Ces cinq dernières années, le nombre de maraîchers a augmenté de 3,8 pourcent dans notre pays. Cela ressort d’une analyse du SNI, basée sur les chiffres du SPF Economie. Les marchés sont redevenus à la mode ces dernières années. Ils ont plus souvent lieu le samedi et le dimanche, de sorte que ceux qui travaillent durant la semaine peuvent aller faire leurs achats sur le marché. Ce qui est problématique c’est que les places sur les marchés disparaissent. Les villes et communes tentent d’embellir leur centres-villes en installant des arbres, des buissons, des bancs et autres, ce qui laisse moins de place aux maraichers.

Le nombre de maraîchers a augmenté de 3,8 pourcent en cinq ans, selon une analyse du SNI basée sur les chiffres du SPF Economie. Fin de l’année passée, il y avait 7.798 maraîchers actifs dans notre pays. Sur base annuelle, le nombre de maraîchers a également augmenté, d’1,9 pourcent précisément. 
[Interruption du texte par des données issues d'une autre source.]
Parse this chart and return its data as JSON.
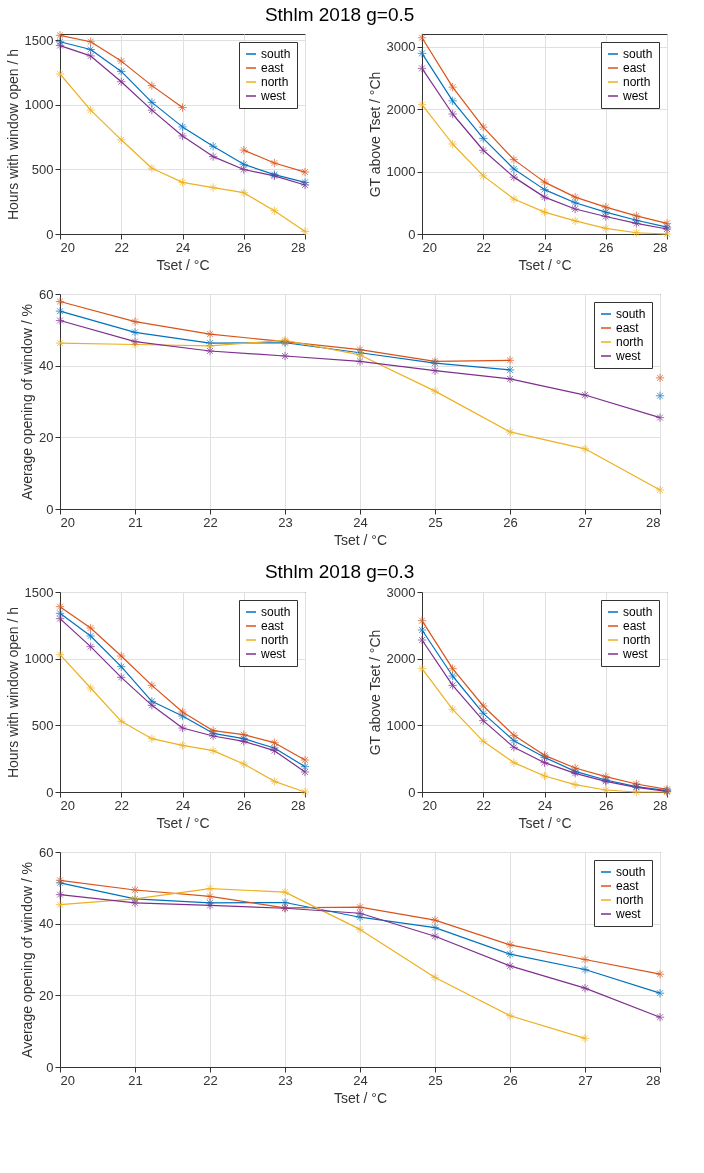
{
  "chart_data": [
    {
      "type": "line",
      "title": "Sthlm 2018 g=0.5",
      "xlabel": "Tset / °C",
      "ylabel": "Hours with window open / h",
      "x": [
        20,
        21,
        22,
        23,
        24,
        25,
        26,
        27,
        28
      ],
      "xlim": [
        20,
        28
      ],
      "xticks": [
        20,
        22,
        24,
        26,
        28
      ],
      "ylim": [
        0,
        1550
      ],
      "yticks": [
        0,
        500,
        1000,
        1500
      ],
      "grid": true,
      "legend": "top right",
      "marker": "cross",
      "line_style": "solid",
      "series": [
        {
          "name": "south",
          "color": "#0072bd",
          "values": [
            1490,
            1430,
            1260,
            1020,
            830,
            680,
            540,
            460,
            400
          ]
        },
        {
          "name": "east",
          "color": "#d95319",
          "values": [
            1540,
            1490,
            1340,
            1150,
            980,
            null,
            650,
            550,
            480
          ]
        },
        {
          "name": "north",
          "color": "#edb120",
          "values": [
            1240,
            960,
            730,
            510,
            400,
            360,
            320,
            180,
            20
          ]
        },
        {
          "name": "west",
          "color": "#7e2f8e",
          "values": [
            1460,
            1380,
            1180,
            960,
            760,
            600,
            500,
            450,
            380
          ]
        }
      ]
    },
    {
      "type": "line",
      "xlabel": "Tset / °C",
      "ylabel": "GT above Tset / °Ch",
      "x": [
        20,
        21,
        22,
        23,
        24,
        25,
        26,
        27,
        28
      ],
      "xlim": [
        20,
        28
      ],
      "xticks": [
        20,
        22,
        24,
        26,
        28
      ],
      "ylim": [
        0,
        3200
      ],
      "yticks": [
        0,
        1000,
        2000,
        3000
      ],
      "grid": true,
      "legend": "top right",
      "marker": "cross",
      "line_style": "solid",
      "series": [
        {
          "name": "south",
          "color": "#0072bd",
          "values": [
            2890,
            2130,
            1530,
            1040,
            710,
            500,
            350,
            220,
            110
          ]
        },
        {
          "name": "east",
          "color": "#d95319",
          "values": [
            3140,
            2350,
            1710,
            1190,
            830,
            590,
            430,
            290,
            170
          ]
        },
        {
          "name": "north",
          "color": "#edb120",
          "values": [
            2070,
            1440,
            930,
            560,
            350,
            210,
            90,
            20,
            0
          ]
        },
        {
          "name": "west",
          "color": "#7e2f8e",
          "values": [
            2650,
            1920,
            1340,
            910,
            590,
            400,
            280,
            170,
            80
          ]
        }
      ]
    },
    {
      "type": "line",
      "xlabel": "Tset / °C",
      "ylabel": "Average opening of window / %",
      "x": [
        20,
        21,
        22,
        23,
        24,
        25,
        26,
        27,
        28
      ],
      "xlim": [
        20,
        28
      ],
      "xticks": [
        20,
        21,
        22,
        23,
        24,
        25,
        26,
        27,
        28
      ],
      "ylim": [
        0,
        60
      ],
      "yticks": [
        0,
        20,
        40,
        60
      ],
      "grid": true,
      "legend": "top right",
      "marker": "cross",
      "line_style": "solid",
      "series": [
        {
          "name": "south",
          "color": "#0072bd",
          "values": [
            55.2,
            49.3,
            46.3,
            46.4,
            43.6,
            40.7,
            38.8,
            null,
            31.6
          ]
        },
        {
          "name": "east",
          "color": "#d95319",
          "values": [
            57.9,
            52.3,
            48.8,
            46.7,
            44.5,
            41.2,
            41.5,
            null,
            36.6
          ]
        },
        {
          "name": "north",
          "color": "#edb120",
          "values": [
            46.3,
            45.9,
            45.5,
            47.1,
            43.0,
            32.9,
            21.5,
            16.8,
            5.3
          ]
        },
        {
          "name": "west",
          "color": "#7e2f8e",
          "values": [
            52.6,
            46.7,
            44.1,
            42.7,
            41.2,
            38.6,
            36.3,
            31.8,
            25.5
          ]
        }
      ]
    },
    {
      "type": "line",
      "title": "Sthlm 2018 g=0.3",
      "xlabel": "Tset / °C",
      "ylabel": "Hours with window open / h",
      "x": [
        20,
        21,
        22,
        23,
        24,
        25,
        26,
        27,
        28
      ],
      "xlim": [
        20,
        28
      ],
      "xticks": [
        20,
        22,
        24,
        26,
        28
      ],
      "ylim": [
        0,
        1500
      ],
      "yticks": [
        0,
        500,
        1000,
        1500
      ],
      "grid": true,
      "legend": "top right",
      "marker": "cross",
      "line_style": "solid",
      "series": [
        {
          "name": "south",
          "color": "#0072bd",
          "values": [
            1340,
            1170,
            940,
            680,
            570,
            440,
            400,
            330,
            190
          ]
        },
        {
          "name": "east",
          "color": "#d95319",
          "values": [
            1390,
            1230,
            1020,
            800,
            600,
            460,
            430,
            370,
            240
          ]
        },
        {
          "name": "north",
          "color": "#edb120",
          "values": [
            1030,
            780,
            530,
            400,
            350,
            310,
            210,
            80,
            0
          ]
        },
        {
          "name": "west",
          "color": "#7e2f8e",
          "values": [
            1300,
            1090,
            860,
            650,
            480,
            420,
            380,
            310,
            150
          ]
        }
      ]
    },
    {
      "type": "line",
      "xlabel": "Tset / °C",
      "ylabel": "GT above Tset / °Ch",
      "x": [
        20,
        21,
        22,
        23,
        24,
        25,
        26,
        27,
        28
      ],
      "xlim": [
        20,
        28
      ],
      "xticks": [
        20,
        22,
        24,
        26,
        28
      ],
      "ylim": [
        0,
        3000
      ],
      "yticks": [
        0,
        1000,
        2000,
        3000
      ],
      "grid": true,
      "legend": "top right",
      "marker": "cross",
      "line_style": "solid",
      "series": [
        {
          "name": "south",
          "color": "#0072bd",
          "values": [
            2430,
            1740,
            1180,
            770,
            520,
            310,
            180,
            80,
            20
          ]
        },
        {
          "name": "east",
          "color": "#d95319",
          "values": [
            2570,
            1850,
            1290,
            850,
            550,
            360,
            230,
            120,
            40
          ]
        },
        {
          "name": "north",
          "color": "#edb120",
          "values": [
            1850,
            1240,
            760,
            440,
            240,
            110,
            30,
            0,
            0
          ]
        },
        {
          "name": "west",
          "color": "#7e2f8e",
          "values": [
            2280,
            1600,
            1070,
            670,
            440,
            280,
            160,
            70,
            10
          ]
        }
      ]
    },
    {
      "type": "line",
      "xlabel": "Tset / °C",
      "ylabel": "Average opening of window / %",
      "x": [
        20,
        21,
        22,
        23,
        24,
        25,
        26,
        27,
        28
      ],
      "xlim": [
        20,
        28
      ],
      "xticks": [
        20,
        21,
        22,
        23,
        24,
        25,
        26,
        27,
        28
      ],
      "ylim": [
        0,
        60
      ],
      "yticks": [
        0,
        20,
        40,
        60
      ],
      "grid": true,
      "legend": "top right",
      "marker": "cross",
      "line_style": "solid",
      "series": [
        {
          "name": "south",
          "color": "#0072bd",
          "values": [
            51.4,
            46.9,
            45.8,
            45.9,
            41.8,
            38.9,
            31.5,
            27.2,
            20.6
          ]
        },
        {
          "name": "east",
          "color": "#d95319",
          "values": [
            52.1,
            49.4,
            47.6,
            44.4,
            44.6,
            41.0,
            34.1,
            30.0,
            25.9
          ]
        },
        {
          "name": "north",
          "color": "#edb120",
          "values": [
            45.3,
            46.9,
            49.8,
            48.8,
            38.4,
            25.0,
            14.3,
            8.0,
            null
          ]
        },
        {
          "name": "west",
          "color": "#7e2f8e",
          "values": [
            48.1,
            45.8,
            45.1,
            44.3,
            42.9,
            36.5,
            28.2,
            22.0,
            13.9
          ]
        }
      ]
    }
  ]
}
Le SNI avance plusieurs raisons pour justifier l’augmentation du nombre de maraîchers. Les marchés continuent à attirer les clients, surtout maintenant que les produits locaux et artisanaux sont prisés. Sur un marché, divers produits, de l’alimentation au textile, sont concentrés et c’est cette concentration qui attire les consommateurs. En fin de compte, un marché est un ‘one stop shop’, en plein air.
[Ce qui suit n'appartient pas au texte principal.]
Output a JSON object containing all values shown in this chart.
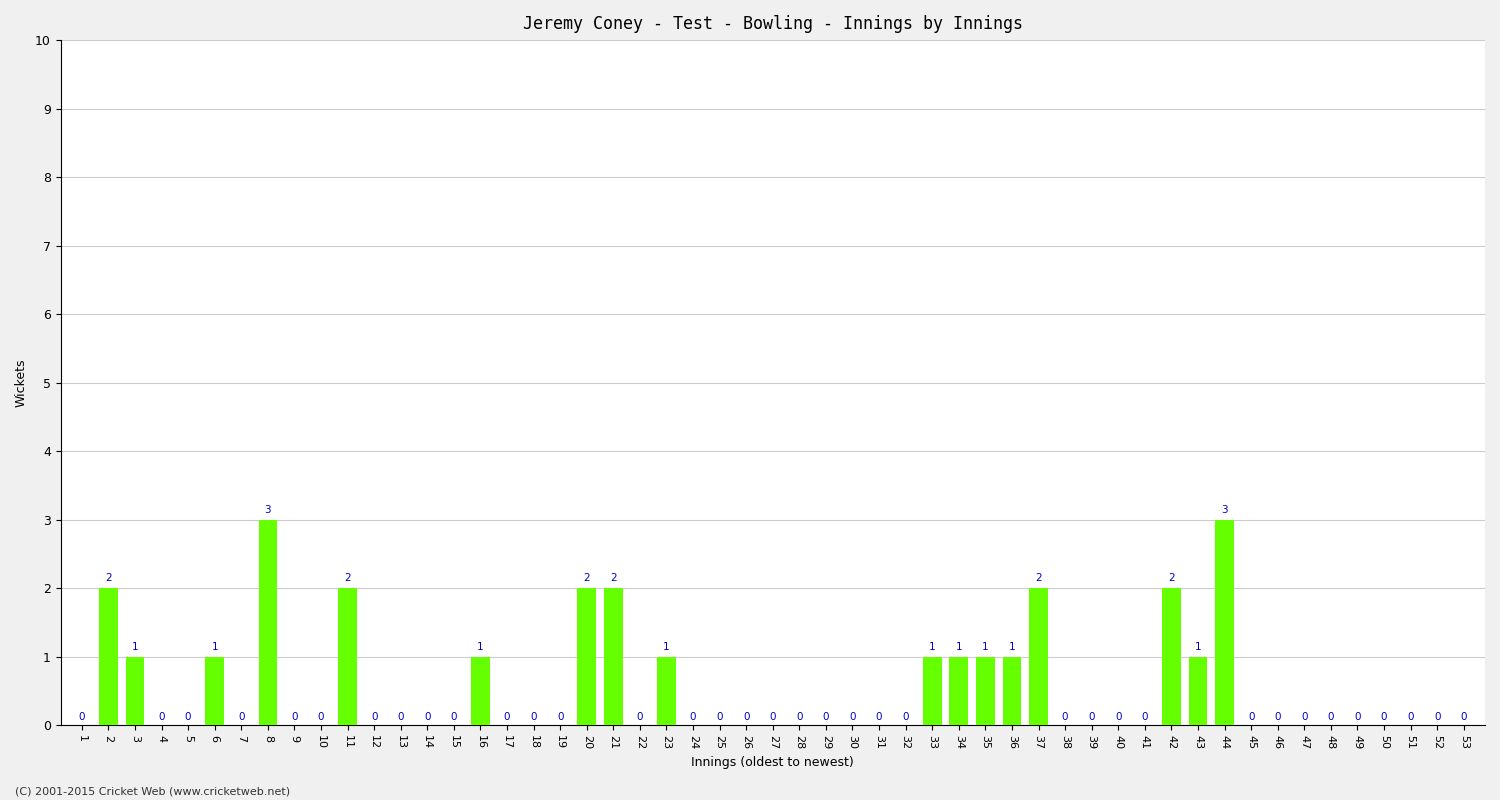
{
  "title": "Jeremy Coney - Test - Bowling - Innings by Innings",
  "xlabel": "Innings (oldest to newest)",
  "ylabel": "Wickets",
  "background_color": "#f0f0f0",
  "plot_bg_color": "#ffffff",
  "bar_color": "#66ff00",
  "label_color": "#0000cc",
  "ylim": [
    0,
    10
  ],
  "yticks": [
    0,
    1,
    2,
    3,
    4,
    5,
    6,
    7,
    8,
    9,
    10
  ],
  "innings": [
    1,
    2,
    3,
    4,
    5,
    6,
    7,
    8,
    9,
    10,
    11,
    12,
    13,
    14,
    15,
    16,
    17,
    18,
    19,
    20,
    21,
    22,
    23,
    24,
    25,
    26,
    27,
    28,
    29,
    30,
    31,
    32,
    33,
    34,
    35,
    36,
    37,
    38,
    39,
    40,
    41,
    42,
    43,
    44,
    45,
    46,
    47,
    48,
    49,
    50,
    51,
    52,
    53
  ],
  "wickets": [
    0,
    2,
    1,
    0,
    0,
    1,
    0,
    3,
    0,
    0,
    2,
    0,
    0,
    0,
    0,
    1,
    0,
    0,
    0,
    2,
    2,
    0,
    1,
    0,
    0,
    0,
    0,
    0,
    0,
    0,
    0,
    0,
    1,
    1,
    1,
    1,
    2,
    0,
    0,
    0,
    0,
    2,
    1,
    3,
    0,
    0,
    0,
    0,
    0,
    0,
    0,
    0,
    0
  ],
  "footer": "(C) 2001-2015 Cricket Web (www.cricketweb.net)"
}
De plus, le marché hebdomadaire reste un moment social très important et cet aspect, dans notre époque de plus en plus individualiste, est loin d’être négligeable. Le vieillissement de la population se fait sentir, ce qui promet un bel avenir aux marchés. Les seniors trouvent tout ce dont ils ont besoin en se promenant et, de plus, une balade sur un marché est idéale pour entretenir des contacts sociaux. Par ailleurs, ces marchés attirent de plus en plus de jeunes familles.
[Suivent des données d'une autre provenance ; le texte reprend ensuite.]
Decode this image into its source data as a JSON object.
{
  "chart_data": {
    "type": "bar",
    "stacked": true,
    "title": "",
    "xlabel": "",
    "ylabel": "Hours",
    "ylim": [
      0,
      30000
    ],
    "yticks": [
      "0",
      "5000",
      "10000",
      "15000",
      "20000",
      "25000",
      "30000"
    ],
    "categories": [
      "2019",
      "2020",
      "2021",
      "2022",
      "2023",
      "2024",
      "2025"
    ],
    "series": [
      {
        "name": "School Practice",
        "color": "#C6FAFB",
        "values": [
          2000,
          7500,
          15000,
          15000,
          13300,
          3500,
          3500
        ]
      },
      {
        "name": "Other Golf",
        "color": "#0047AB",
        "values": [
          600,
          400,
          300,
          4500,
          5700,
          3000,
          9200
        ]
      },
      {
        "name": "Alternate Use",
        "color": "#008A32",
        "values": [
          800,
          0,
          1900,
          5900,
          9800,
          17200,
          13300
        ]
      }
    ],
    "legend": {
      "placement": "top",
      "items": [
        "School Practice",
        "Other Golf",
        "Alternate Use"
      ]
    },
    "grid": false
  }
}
Les maraichers sont à l’heure actuelle confrontés à un problème. Les administrations communales tentent d’embellir leurs centres-villes en les rendant plus verts et en laissant plus de place aux piétons et cyclistes. Ces modifications sont les bienvenues pour les citoyens mais elles réduisent aussi les places pour les maraichers.